Finally

Embody Love Movement
Tuesday, December 23rd, 2014

Dancing has always been my passion. I cannot put into words the feeling dancing gives me. I have poured my life into dancing and choreographing. Unfortunately, my passion and love for what I love brought out a part of me that I never knew existed. Throughout middle school, I suffered from an eating disorder. Looking back on it, I did it because I wanted to be the best. Constantly in the dance world you are told “you don’t have enough technique”, “you aren’t tall enough”,  “you don’t have the look we are trying to portray for this piece”. I vividly remember being taken into the back of the studio with my fellow dancers, and one by one we were to step onto the scale and our director would tell us how much weight we needed to lose.
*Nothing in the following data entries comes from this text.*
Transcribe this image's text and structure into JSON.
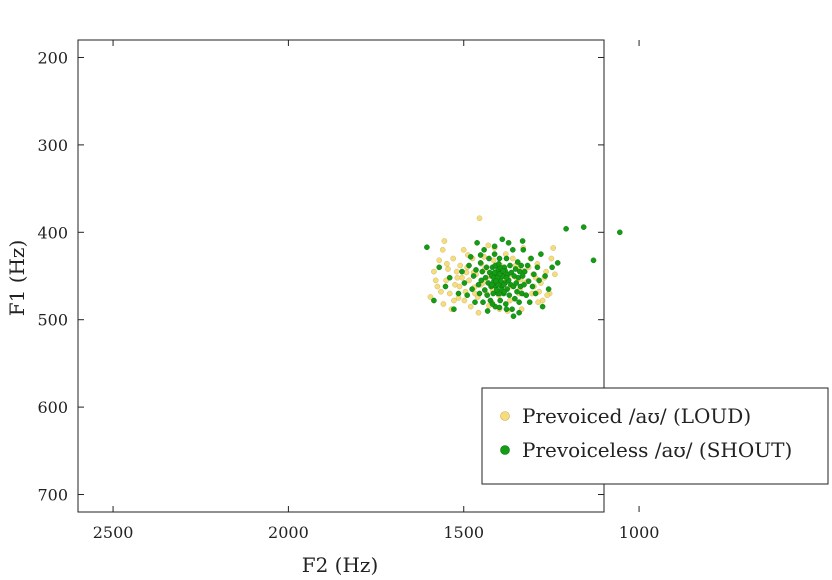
{
  "chart_data": {
    "type": "scatter",
    "title": "",
    "xlabel": "F2 (Hz)",
    "ylabel": "F1 (Hz)",
    "xlim": [
      2600,
      1100
    ],
    "ylim": [
      720,
      180
    ],
    "x_reversed": true,
    "y_reversed": true,
    "xticks": [
      2500,
      2000,
      1500,
      1000
    ],
    "yticks": [
      200,
      300,
      400,
      500,
      600,
      700
    ],
    "grid": false,
    "legend_position": "bottom-right",
    "series": [
      {
        "name": "Prevoiced /aʊ/ (LOUD)",
        "color": "#f5dc7f",
        "points": [
          [
            1595,
            474
          ],
          [
            1580,
            455
          ],
          [
            1565,
            468
          ],
          [
            1560,
            420
          ],
          [
            1555,
            410
          ],
          [
            1550,
            455
          ],
          [
            1545,
            442
          ],
          [
            1540,
            470
          ],
          [
            1535,
            488
          ],
          [
            1530,
            430
          ],
          [
            1525,
            460
          ],
          [
            1520,
            445
          ],
          [
            1515,
            475
          ],
          [
            1510,
            438
          ],
          [
            1505,
            452
          ],
          [
            1500,
            420
          ],
          [
            1495,
            468
          ],
          [
            1490,
            440
          ],
          [
            1485,
            455
          ],
          [
            1480,
            485
          ],
          [
            1475,
            430
          ],
          [
            1470,
            463
          ],
          [
            1465,
            448
          ],
          [
            1460,
            474
          ],
          [
            1455,
            384
          ],
          [
            1450,
            436
          ],
          [
            1445,
            458
          ],
          [
            1440,
            442
          ],
          [
            1435,
            470
          ],
          [
            1430,
            415
          ],
          [
            1425,
            450
          ],
          [
            1420,
            480
          ],
          [
            1415,
            432
          ],
          [
            1410,
            462
          ],
          [
            1405,
            447
          ],
          [
            1400,
            472
          ],
          [
            1395,
            438
          ],
          [
            1390,
            455
          ],
          [
            1385,
            468
          ],
          [
            1380,
            425
          ],
          [
            1375,
            490
          ],
          [
            1370,
            448
          ],
          [
            1365,
            462
          ],
          [
            1360,
            430
          ],
          [
            1355,
            476
          ],
          [
            1350,
            452
          ],
          [
            1345,
            442
          ],
          [
            1340,
            465
          ],
          [
            1335,
            488
          ],
          [
            1330,
            418
          ],
          [
            1325,
            458
          ],
          [
            1315,
            440
          ],
          [
            1305,
            470
          ],
          [
            1295,
            452
          ],
          [
            1285,
            468
          ],
          [
            1275,
            478
          ],
          [
            1265,
            445
          ],
          [
            1255,
            470
          ],
          [
            1245,
            418
          ],
          [
            1240,
            448
          ],
          [
            1585,
            445
          ],
          [
            1570,
            432
          ],
          [
            1558,
            482
          ],
          [
            1528,
            478
          ],
          [
            1512,
            462
          ],
          [
            1498,
            478
          ],
          [
            1488,
            426
          ],
          [
            1472,
            446
          ],
          [
            1458,
            492
          ],
          [
            1442,
            428
          ],
          [
            1428,
            484
          ],
          [
            1412,
            418
          ],
          [
            1398,
            488
          ],
          [
            1382,
            446
          ],
          [
            1368,
            478
          ],
          [
            1352,
            438
          ],
          [
            1338,
            454
          ],
          [
            1322,
            472
          ],
          [
            1310,
            430
          ],
          [
            1300,
            462
          ],
          [
            1290,
            436
          ],
          [
            1280,
            458
          ],
          [
            1262,
            472
          ],
          [
            1250,
            430
          ],
          [
            1575,
            462
          ],
          [
            1548,
            436
          ],
          [
            1518,
            452
          ],
          [
            1492,
            446
          ],
          [
            1468,
            470
          ],
          [
            1452,
            460
          ],
          [
            1436,
            452
          ],
          [
            1418,
            466
          ],
          [
            1402,
            458
          ],
          [
            1386,
            462
          ],
          [
            1372,
            454
          ],
          [
            1356,
            460
          ],
          [
            1342,
            470
          ],
          [
            1328,
            444
          ],
          [
            1318,
            456
          ],
          [
            1302,
            448
          ],
          [
            1288,
            480
          ],
          [
            1270,
            452
          ]
        ]
      },
      {
        "name": "Prevoiceless /aʊ/ (SHOUT)",
        "color": "#159c15",
        "points": [
          [
            1605,
            417
          ],
          [
            1585,
            478
          ],
          [
            1570,
            440
          ],
          [
            1552,
            462
          ],
          [
            1540,
            452
          ],
          [
            1528,
            488
          ],
          [
            1515,
            470
          ],
          [
            1505,
            445
          ],
          [
            1498,
            458
          ],
          [
            1490,
            472
          ],
          [
            1485,
            438
          ],
          [
            1480,
            428
          ],
          [
            1476,
            465
          ],
          [
            1472,
            450
          ],
          [
            1468,
            480
          ],
          [
            1465,
            443
          ],
          [
            1462,
            412
          ],
          [
            1458,
            460
          ],
          [
            1455,
            470
          ],
          [
            1452,
            435
          ],
          [
            1450,
            455
          ],
          [
            1447,
            445
          ],
          [
            1445,
            480
          ],
          [
            1442,
            420
          ],
          [
            1440,
            466
          ],
          [
            1438,
            452
          ],
          [
            1435,
            440
          ],
          [
            1433,
            472
          ],
          [
            1430,
            458
          ],
          [
            1428,
            430
          ],
          [
            1426,
            446
          ],
          [
            1424,
            478
          ],
          [
            1422,
            462
          ],
          [
            1420,
            450
          ],
          [
            1418,
            440
          ],
          [
            1416,
            470
          ],
          [
            1414,
            456
          ],
          [
            1412,
            425
          ],
          [
            1410,
            485
          ],
          [
            1408,
            462
          ],
          [
            1406,
            448
          ],
          [
            1404,
            438
          ],
          [
            1402,
            470
          ],
          [
            1400,
            455
          ],
          [
            1398,
            430
          ],
          [
            1396,
            478
          ],
          [
            1394,
            445
          ],
          [
            1392,
            462
          ],
          [
            1390,
            408
          ],
          [
            1388,
            450
          ],
          [
            1386,
            470
          ],
          [
            1384,
            440
          ],
          [
            1382,
            458
          ],
          [
            1380,
            482
          ],
          [
            1378,
            430
          ],
          [
            1376,
            465
          ],
          [
            1374,
            448
          ],
          [
            1372,
            455
          ],
          [
            1370,
            472
          ],
          [
            1368,
            438
          ],
          [
            1366,
            460
          ],
          [
            1364,
            446
          ],
          [
            1362,
            488
          ],
          [
            1360,
            420
          ],
          [
            1358,
            462
          ],
          [
            1356,
            450
          ],
          [
            1354,
            476
          ],
          [
            1352,
            442
          ],
          [
            1350,
            458
          ],
          [
            1348,
            468
          ],
          [
            1346,
            434
          ],
          [
            1344,
            452
          ],
          [
            1342,
            480
          ],
          [
            1340,
            445
          ],
          [
            1338,
            462
          ],
          [
            1336,
            438
          ],
          [
            1334,
            470
          ],
          [
            1332,
            450
          ],
          [
            1330,
            420
          ],
          [
            1328,
            460
          ],
          [
            1326,
            445
          ],
          [
            1322,
            472
          ],
          [
            1318,
            438
          ],
          [
            1315,
            456
          ],
          [
            1312,
            480
          ],
          [
            1308,
            430
          ],
          [
            1304,
            462
          ],
          [
            1300,
            448
          ],
          [
            1295,
            470
          ],
          [
            1290,
            440
          ],
          [
            1285,
            455
          ],
          [
            1280,
            425
          ],
          [
            1275,
            485
          ],
          [
            1268,
            450
          ],
          [
            1258,
            465
          ],
          [
            1248,
            440
          ],
          [
            1232,
            435
          ],
          [
            1208,
            396
          ],
          [
            1158,
            394
          ],
          [
            1130,
            432
          ],
          [
            1055,
            400
          ],
          [
            1342,
            492
          ],
          [
            1358,
            496
          ],
          [
            1378,
            488
          ],
          [
            1398,
            486
          ],
          [
            1418,
            482
          ],
          [
            1432,
            490
          ],
          [
            1372,
            412
          ],
          [
            1412,
            416
          ],
          [
            1452,
            426
          ],
          [
            1332,
            410
          ],
          [
            1398,
            470
          ],
          [
            1402,
            442
          ],
          [
            1394,
            456
          ],
          [
            1406,
            466
          ],
          [
            1410,
            438
          ],
          [
            1390,
            450
          ],
          [
            1386,
            460
          ],
          [
            1414,
            452
          ],
          [
            1382,
            444
          ],
          [
            1420,
            460
          ],
          [
            1378,
            452
          ],
          [
            1398,
            448
          ],
          [
            1402,
            460
          ],
          [
            1396,
            440
          ],
          [
            1404,
            452
          ],
          [
            1392,
            466
          ],
          [
            1408,
            456
          ],
          [
            1388,
            444
          ],
          [
            1412,
            446
          ],
          [
            1384,
            468
          ],
          [
            1400,
            436
          ]
        ]
      }
    ]
  }
}
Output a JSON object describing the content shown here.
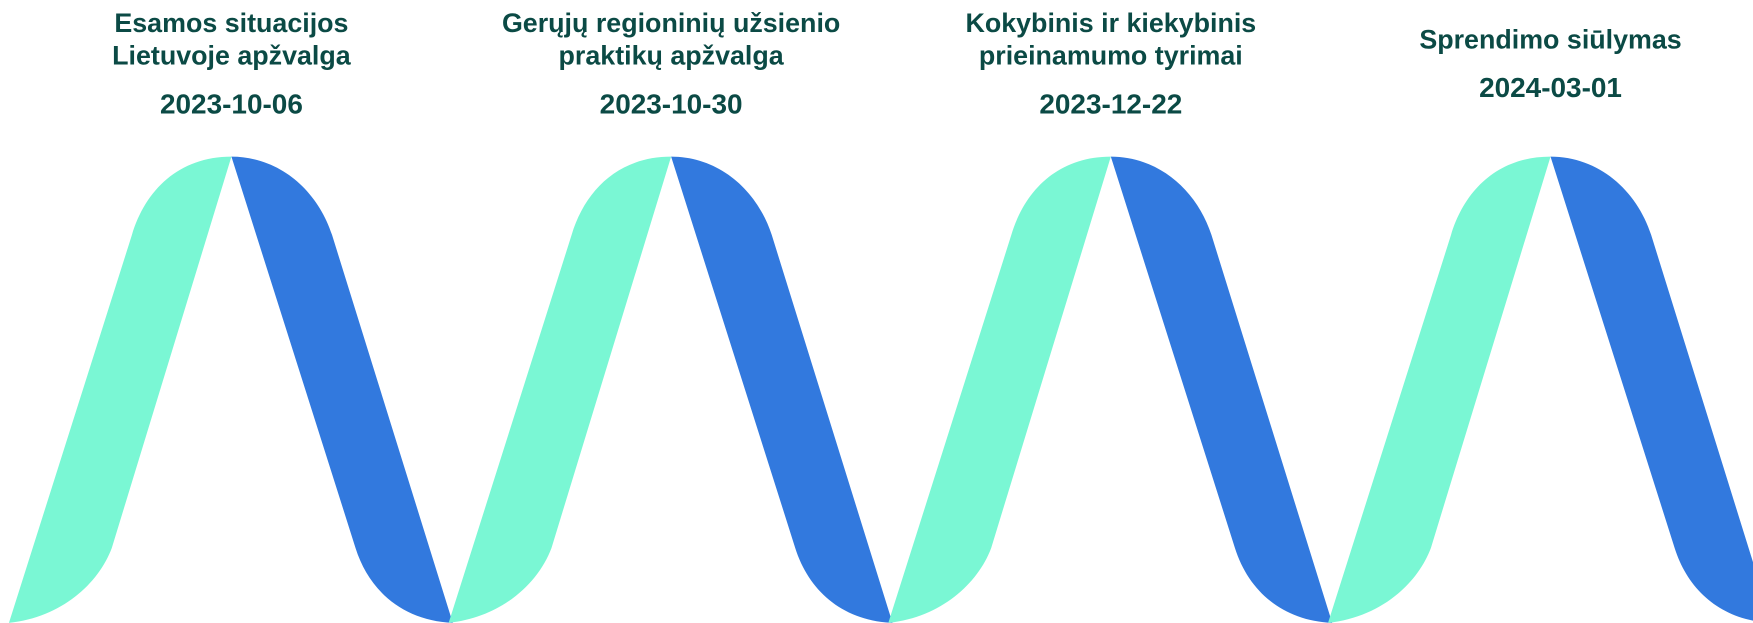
{
  "steps": [
    {
      "title": [
        "Esamos situacijos",
        "Lietuvoje apžvalga"
      ],
      "date": "2023-10-06"
    },
    {
      "title": [
        "Gerųjų regioninių užsienio",
        "praktikų apžvalga"
      ],
      "date": "2023-10-30"
    },
    {
      "title": [
        "Kokybinis ir kiekybinis",
        "prieinamumo tyrimai"
      ],
      "date": "2023-12-22"
    },
    {
      "title": [
        "Sprendimo siūlymas"
      ],
      "date": "2024-03-01"
    }
  ]
}
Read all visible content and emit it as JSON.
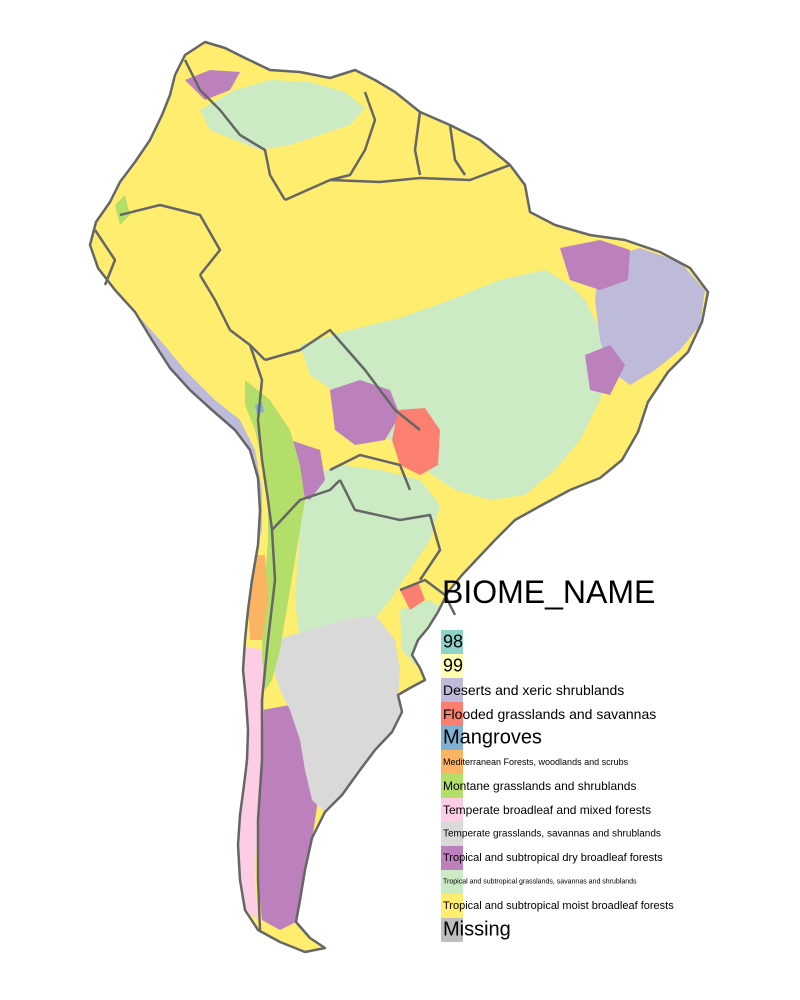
{
  "legend": {
    "title": "BIOME_NAME",
    "items": [
      {
        "label": "98",
        "color": "#8DD3C7"
      },
      {
        "label": "99",
        "color": "#FFFFB3"
      },
      {
        "label": "Deserts and xeric shrublands",
        "color": "#BEBADA"
      },
      {
        "label": "Flooded grasslands and savannas",
        "color": "#FB8072"
      },
      {
        "label": "Mangroves",
        "color": "#80B1D3"
      },
      {
        "label": "Mediterranean Forests, woodlands and scrubs",
        "color": "#FDB462"
      },
      {
        "label": "Montane grasslands and shrublands",
        "color": "#B3DE69"
      },
      {
        "label": "Temperate broadleaf and mixed forests",
        "color": "#FCCDE5"
      },
      {
        "label": "Temperate grasslands, savannas and shrublands",
        "color": "#D9D9D9"
      },
      {
        "label": "Tropical and subtropical dry broadleaf forests",
        "color": "#BC80BD"
      },
      {
        "label": "Tropical and subtropical grasslands, savannas and shrublands",
        "color": "#CCEBC5"
      },
      {
        "label": "Tropical and subtropical moist broadleaf forests",
        "color": "#FFED6F"
      },
      {
        "label": "Missing",
        "color": "#BEBEBE"
      }
    ]
  },
  "border_color": "#666666"
}
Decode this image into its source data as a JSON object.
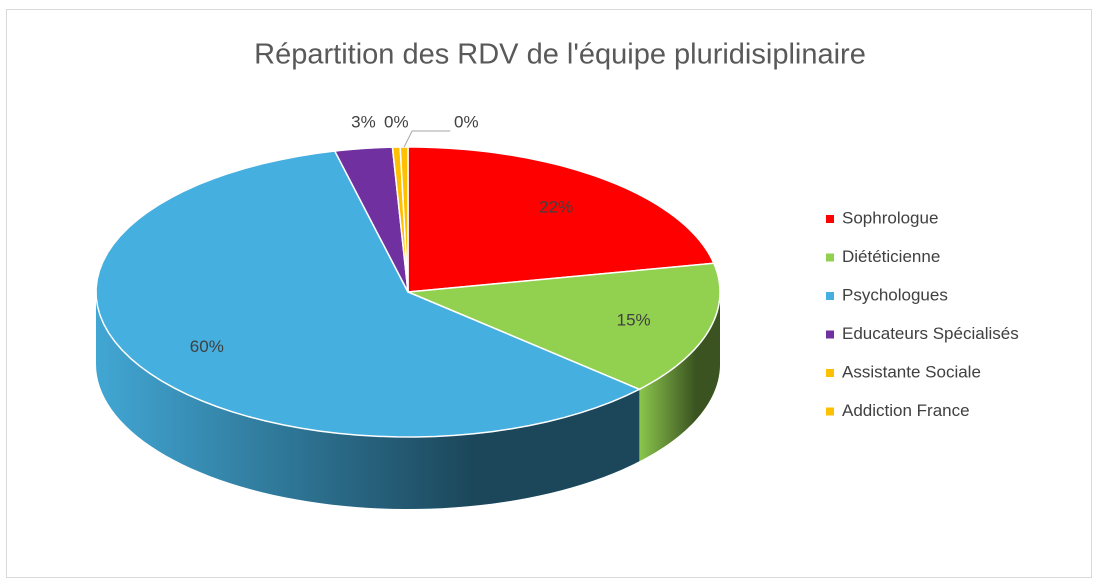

Almost all of my dancer friends were not eating correctly, just like me. We struggled with wanting to achieve our dreams and figuring out the right way to do it. I can remember walking into a Saturday afternoon rehearsal and my friend was holding a milkshake from lunch. Our director looked at her and said, “either throw it up or throw it out”. We were socialized to believe that to be the best we must take these measures. After years of hiding this from my parens the truth from my parents, I came clean about what I had been doing. They quickly got me into treatment and took me out of that studio.  I came back as as a stronger dancer and I would argue a stronger person. Although I do not suffer from the disorder anymore I struggle every single day with accepting my body the way it is.

            Hearing the accounts of the those that spoke at the Embody Love talk brought me back to a very dark place. It has always been extremely hard for me to admit to others that I suffered from an eating disorder. I always felt that people would view me as weak or a cheater, trying to cheat my way to the top. However, after hearing the stories of others’ journey to loving their body has made it a lot easier to talk about my own journey. Between the night of the talk and now I have shared my story with others. It was extremely comforting knowing that others have gone through similar struggles. It really showed me that I need to be kinder to myself and embrace my body for what it is. I love that the Embody Love Movement is speaking to younger girls, showing them that beauty comes from within. I wish when I was younger that I had a group of people that told me this. This movement is absolutely beautiful and so inspiring.

            Meeting and hearing Stacy Nadeau speak was such an amazing   experience. Nadeau spoke about her part in the Dove Real Beauty Campaign. It was awesome to hear about her experiences with the five other women and the Dove team. That campaign has touched so many lives and is helping to change the way media portrays the human body. What really touched me was when she spoke about the vital role we each play in changing the way women view themselves. For example, if you bring yourself down you are in turn bringing down another person. She really opened my eyes to the fact that we need to change the vocabulary we use to describe our bodies. Women need to end “Fat Talk”. She emphasized the fact that we are set up for disappointment by society. We are constantly fed these photo shopped images of celebrities and models. I know, personally, they influence the way I have viewed my body. They falsely portray women. Stacy mentioned that a Harvard study revealed that only 2 percent of women feel comfortable calling themselves beautiful. That sickens me. It sickens me because that means so, so many women are in pain and struggling with their body image, just as I have. I love that she promoted all around healthy living. It is not about being skinny or toned or tan. Beauty comes from being healthy, both mentally and physically. Hearing Stacy speak really empowered me to think differently about my vision of “beauty”.

            After attending these two events, I can honestly say that I have been inspired and challenged to help change women’s view of beauty. I want to be an active part of the movement to end negative body image and “Fat Talk”. Even after years of being over my struggle with eating properly up until these talks I wasn’t okay with accepting myself for who I was. But I can finally say that I am proud of my body and I am finally okay with speaking about my struggles. I hope that one day sharing my story will help someone as much as these two events have helped me.